Too many games for playoffs? Ha

Nebraska could win up playing only one game less than the NFL regular-season total of 16

Here it is. College football season. The other night the University of Virginia opened at home against Colorado State.

The college football season begins earlier and lasts longer than ever before. For those of you who wonder about the priorities of big-time athletics, there are true freshmen who have been living on campus for more than a month already, just practicing, who may play as many as two games before classes start. They could have a career-ending injury and drop out of school before attending a single class!

Many colleges will play 13-game schedules this season, with their bowl game being No. 14. (Oh, you don’t think a bowl game is so routine? There are 28 sanctioned bowl games, including two fabulous showcase items called the “Continental Tire Bowl,” and the “ConAgra Foods Hawaii Bowl.”

This means 56 of the 117 Division I-A football teams are going to bowls. Eight teams in the Big 12 are guaranteed to go to a bowl. That’s worse than the NHL playoffs. And two of the Big 12 are Kansas and Baylor, so give me a break.

At many schools it’s just a question of which bowl game they play. Florida, Florida State and Miami are to New Year’s Day what Dick Clark is to New Year’s Eve.

Fourteen games may not be enough for Nebraska. (Not to dredge up old news, but 13 was one too many last year. Ooooh, that Miami game was painful; 34-0 at the half. I don’t want to say Nebraska looked slow against the Hurricanes, but you could have timed the guys in red with a sun dial.)

The Cornhuskers have 13 games on their schedule. If they reach the Big 12 championship, that’s 14. And a bowl makes 15. That’s only one game under the NFL’s 16.

How in good conscience can the NCAA continue to stake out the inane position that they can’t allow a college football playoff system because “it’s too many games for college kids to play,” and “it will take away too much study time”?

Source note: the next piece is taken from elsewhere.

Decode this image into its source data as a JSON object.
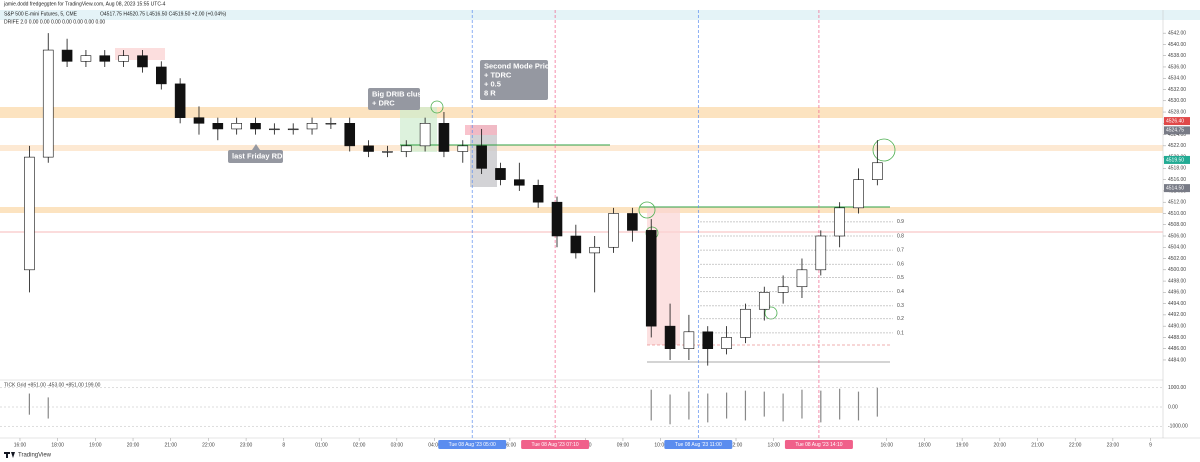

Too much study time? When are they supposed to study? At least when college football games were only on Saturdays a player might be able to budget some study time for weeknights. This season, there are college games scheduled for Sunday, Monday, Wednesday, Thursday and Friday, too.

Virginia Tech plays five of its 13 games on days (and nights) other than Saturday. The only day of the week I haven’t yet found a college game is Tuesday. I guess Tuesday must the day the NCAA reserves for studying, Hahaha.

Honestly, how can you have teams playing 13, 14 and 15 games and have those games decide absolutely nothing?

You can’t ask players to devote all their energy from August to December to winning every game, and then tell them, “Sorry, you aren’t one of the two teams we picked for the national title game. But we were very impressed with your congeniality, and we have a great package of parting gifts for you. Please enjoy the Cotton Bowl.”

It’s simply not equitable to decide every other college football division with a playoff, and decide the biggest one of all with an Apple iMac.

Nor is it equitable when some teams are rewarded for losing early in the season, and some other teams are punished disproportionately for losing late.

Holding a playoff is the only fair solution.